Last Updated on October 25, 2022
The average garment factory worker is pressured to work at least 10-12 hours a day — and yet, they still can’t afford to support themselves and their families. An estimated 98% of garment workers, of which 75% are young women, don’t earn a living wage.
Clean Clothes Campaign’s Tailored Wages 2019 Report found that “no major clothing brand is able to show that workers making their clothing in Asia, Africa, Central America or Eastern Europe are paid enough to escape the poverty trap.”
Unfair wages are an old legacy of the fashion industry and one we need to work to fix.
How is a Living Wage Calculated?
Garment workers should be able to maintain a “decent standard of living for [themselves] and their family” by working a maximum of 48 hours a week, according to Oxfam. There are several factors to consider when establishing a living wage, and it varies by country. ABLE, an ethical brand leading a transparency campaign called the #LowestWageChallenge, determines a living wage “based on local prices in each country for housing and utilities, transportation, food and water, healthcare, childcare, education, and savings.”
Living wage vs. minimum wage: A living wage should not be conflated with minimum wage. Minimum wage in many countries is not enough for someone to support themselves and their families. It is simply the minimum amount of money a person can legally be paid.
Clean Clothes Campaign calculated that wages for garment production are rarely more than 3% of the final retail price of a garment. A report from Oxfam found that if garment workers were paid a living wage, it would only cost brands 1% more to produce clothing items. At the end of the day, fashion brands are often just keeping most of the profit on garments for themselves.
“It would cost $2.2 billion a year to increase the wages of all 2.5 million Vietnamese garment workers from the average wage to a living wage. This is the equivalent of a third of the amount paid out to shareholders by the top five companies in the garment sector,” says another Oxfam report.
What Can Fashion Companies Do to Make Sure Workers Are Paid a Living Wage?
Brands avoid the responsibility of paying a living wage in several ways, such as blaming the factories, saying it’s too expensive, or that they’re paying the legal minimum wage. Instead of pointing fingers, brands need to own up to their mistakes, recognize how they can fix them, and implement solutions like changing how prices are split or how they pay factories.
Some brands are taking steps to make positive change.

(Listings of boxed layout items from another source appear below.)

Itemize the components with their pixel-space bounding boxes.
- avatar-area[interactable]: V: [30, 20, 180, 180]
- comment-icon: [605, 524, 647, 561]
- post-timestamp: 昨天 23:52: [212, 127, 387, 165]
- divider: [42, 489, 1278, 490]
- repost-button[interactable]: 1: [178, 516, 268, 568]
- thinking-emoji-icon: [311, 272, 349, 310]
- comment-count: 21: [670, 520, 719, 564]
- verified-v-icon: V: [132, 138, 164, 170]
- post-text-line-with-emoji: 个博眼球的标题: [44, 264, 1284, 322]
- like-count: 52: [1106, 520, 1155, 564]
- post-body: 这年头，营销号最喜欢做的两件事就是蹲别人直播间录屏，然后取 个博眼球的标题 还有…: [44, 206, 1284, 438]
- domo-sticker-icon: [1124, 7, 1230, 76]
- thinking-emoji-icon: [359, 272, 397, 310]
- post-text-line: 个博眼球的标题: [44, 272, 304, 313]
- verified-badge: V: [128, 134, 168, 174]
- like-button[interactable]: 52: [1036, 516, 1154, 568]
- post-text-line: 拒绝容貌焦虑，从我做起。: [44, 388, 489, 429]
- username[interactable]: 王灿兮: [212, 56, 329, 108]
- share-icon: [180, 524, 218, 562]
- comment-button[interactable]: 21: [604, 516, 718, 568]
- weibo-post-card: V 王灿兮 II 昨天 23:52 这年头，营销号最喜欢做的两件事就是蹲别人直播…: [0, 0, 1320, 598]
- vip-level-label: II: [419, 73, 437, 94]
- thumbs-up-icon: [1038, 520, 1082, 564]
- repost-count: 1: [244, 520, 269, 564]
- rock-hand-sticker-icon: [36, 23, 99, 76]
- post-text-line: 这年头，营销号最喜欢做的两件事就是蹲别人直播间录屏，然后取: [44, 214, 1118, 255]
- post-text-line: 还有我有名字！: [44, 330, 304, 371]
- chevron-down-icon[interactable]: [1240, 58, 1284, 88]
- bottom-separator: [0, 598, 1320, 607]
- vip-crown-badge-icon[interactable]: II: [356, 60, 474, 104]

For instance, Nisolo and ABLE partnered in 2020 to create the #LowestWageChallenge “because you deserve to know whether or not the people who made the clothes on your body have been paid enough to meet their basic needs and live a life of dignity.” By asking other brands to share the lowest wage they pay and having it third party verified, they are trying to create change in the fashion industry and rectify decades of unfair wages.
Clean Clothes Campaign says they’re working to get brands to change how they pay suppliers so that a living wage can be paid to garment makers. “Our work revolves around asking companies to use living-wage benchmarks when calculating order prices. By putting a figure on the living wage, the labour cost can be calculated and embedded into pricing breakdowns, and companies can use this to be sure that suppliers are receiving enough to pay a living wage,” they say on their website.
This article from The Guardian asked experts from business, trade unions and campaign groups what would need to change in order for garment workers to get fair pay. These experts pointed out various solutions, including brands taking on the responsibility of making sure each worker is paid a living wage by paying their suppliers fairly, and getting local governments involved so that it is against the law to pay workers any less than a living wage.
What Can I Do To Support Garment Workers?
There are many ways to help garment workers receive living wages. You could…
- Advocate for worker rights and accountability from brands by voting on relevant legislation in your area.
- Support Remake and their PayUpFashion campaign.
- Join the movement on Garment Workers United where you can also find lots of info about the fashion industry and how they’re working to make it more sustainable and ethical.
- Commit time or money to Asia Floor Wage Alliance, Clean Clothes Campaign, Labour Behind the Label, Remake, The Garment Worker Center, The Circle and Awaj Foundation.
- Support ethical and sustainable brands when you purchase new clothes or other items.
- Check brands in the Fashion Revolution Transparency Index and the Good On You app.